ATI Between The Fires
ATI Technologies was founded in 1985 and is currently the oldest and most experienced graphics chip designer on the planet. But the company is no longer a designer/producer of graphics cards or graphics chips only: it develops a very broad portfolio of multimedia products. Unlike AMD, the company has always said that it is tailored for product portfolio expansion and currently its GPU business accounts for about 50% of the revenue. Still, the company is greatly focused on the PC segment: 77% of revenues come from chipset and GPU businesses, while about 23% are the earnings of consumer electronics division.
While generally the business of ATI grows stably, there are a lot of risks associated with it. The main one today is definitely Intel’s possible entry into the market of discrete graphics processors as well as Intel’s ability to increase its production capacities extremely, which will allow the company not only to supply enough CPUs and chipsets for everyone, but may also guarantee that the firm may enter an additional market with significant volumes of products.
Already now Intel dominates the market of chipsets and graphics devices (with its chipsets containing built-in graphics cores, which are sometimes referred as IGPs, or integrated graphics processors) and if the company presents competitive lineup of standalone GPUs, significant part of ATI’s discrete GPU business will be affected, which will mean that ATI’s and Nvidia’s revenues will go down.
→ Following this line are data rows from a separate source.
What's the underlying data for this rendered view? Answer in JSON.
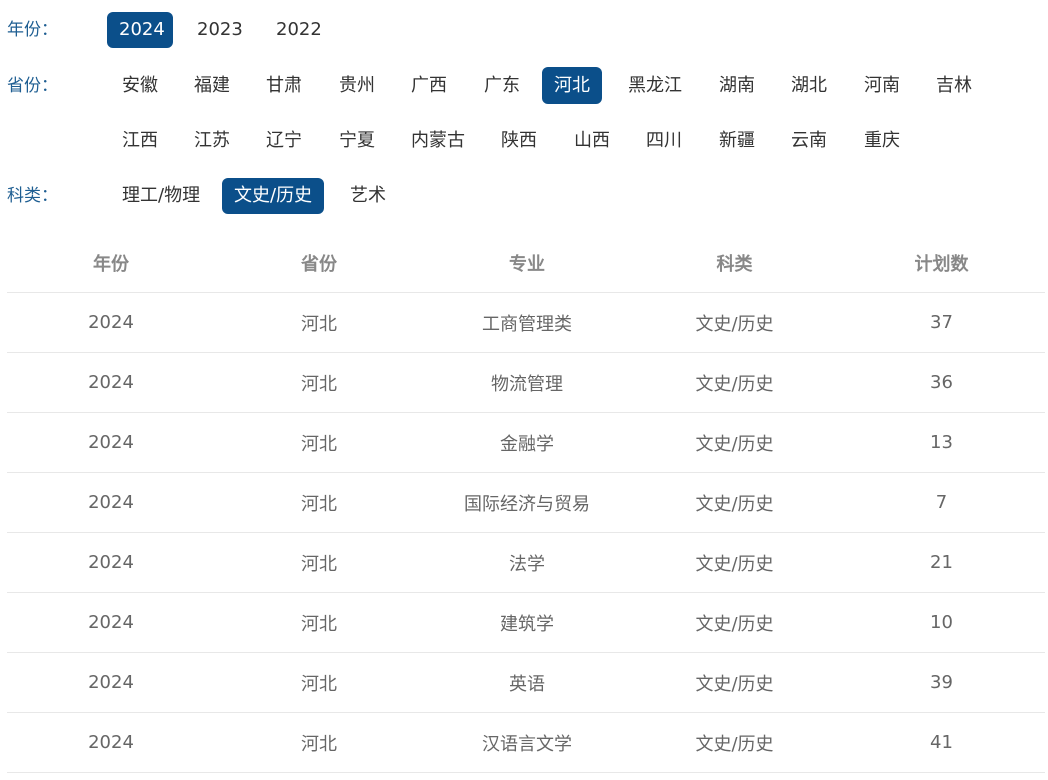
{
  "filters": {
    "year": {
      "label": "年份：",
      "options": [
        "2024",
        "2023",
        "2022"
      ],
      "selected": "2024"
    },
    "province": {
      "label": "省份：",
      "row1": [
        "安徽",
        "福建",
        "甘肃",
        "贵州",
        "广西",
        "广东",
        "河北",
        "黑龙江",
        "湖南",
        "湖北",
        "河南",
        "吉林"
      ],
      "row2": [
        "江西",
        "江苏",
        "辽宁",
        "宁夏",
        "内蒙古",
        "陕西",
        "山西",
        "四川",
        "新疆",
        "云南",
        "重庆"
      ],
      "selected": "河北"
    },
    "category": {
      "label": "科类：",
      "options": [
        "理工/物理",
        "文史/历史",
        "艺术"
      ],
      "selected": "文史/历史"
    }
  },
  "table": {
    "headers": [
      "年份",
      "省份",
      "专业",
      "科类",
      "计划数"
    ],
    "rows": [
      [
        "2024",
        "河北",
        "工商管理类",
        "文史/历史",
        "37"
      ],
      [
        "2024",
        "河北",
        "物流管理",
        "文史/历史",
        "36"
      ],
      [
        "2024",
        "河北",
        "金融学",
        "文史/历史",
        "13"
      ],
      [
        "2024",
        "河北",
        "国际经济与贸易",
        "文史/历史",
        "7"
      ],
      [
        "2024",
        "河北",
        "法学",
        "文史/历史",
        "21"
      ],
      [
        "2024",
        "河北",
        "建筑学",
        "文史/历史",
        "10"
      ],
      [
        "2024",
        "河北",
        "英语",
        "文史/历史",
        "39"
      ],
      [
        "2024",
        "河北",
        "汉语言文学",
        "文史/历史",
        "41"
      ]
    ]
  },
  "colors": {
    "accent": "#0b4f8a",
    "label": "#1e5e92",
    "header_text": "#888888",
    "cell_text": "#666666",
    "divider": "#e8e8e8"
  }
}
On the other hand, ATI faces competition from Nvidia Corp. and tremendously needs any advantage it could have over the rival. The main advantage ATI does already have is that a huge chunk of its business has no relation to the PC market performance and, given that it is not obvious that Intel will be able to offer competitive GPU lineup, the company does not need to be acquired by anybody. Yet, ATI feels tremendous pressure on its margins now: the company’s gross margin in the most recent quarter was 30.1%, while Nvidia’s exceeded 42%, primarily because ATI’s margins in the desktop discrete segments deserve to be better: they were “not in the PC gross margin model in Q3,” said Patrick Crawley, ATI’s chief financial officer during the most recent conference call.
“Despite missing the streets revenue target in Q1 2006, ATI’s long-term outlook is positive. As a result, there is a risk that the purchase could command substantial goodwill. This would dilute the profitability of the deal or force AMD to incur a significant write-down at some later point,” said Martin Kariithi of TBR.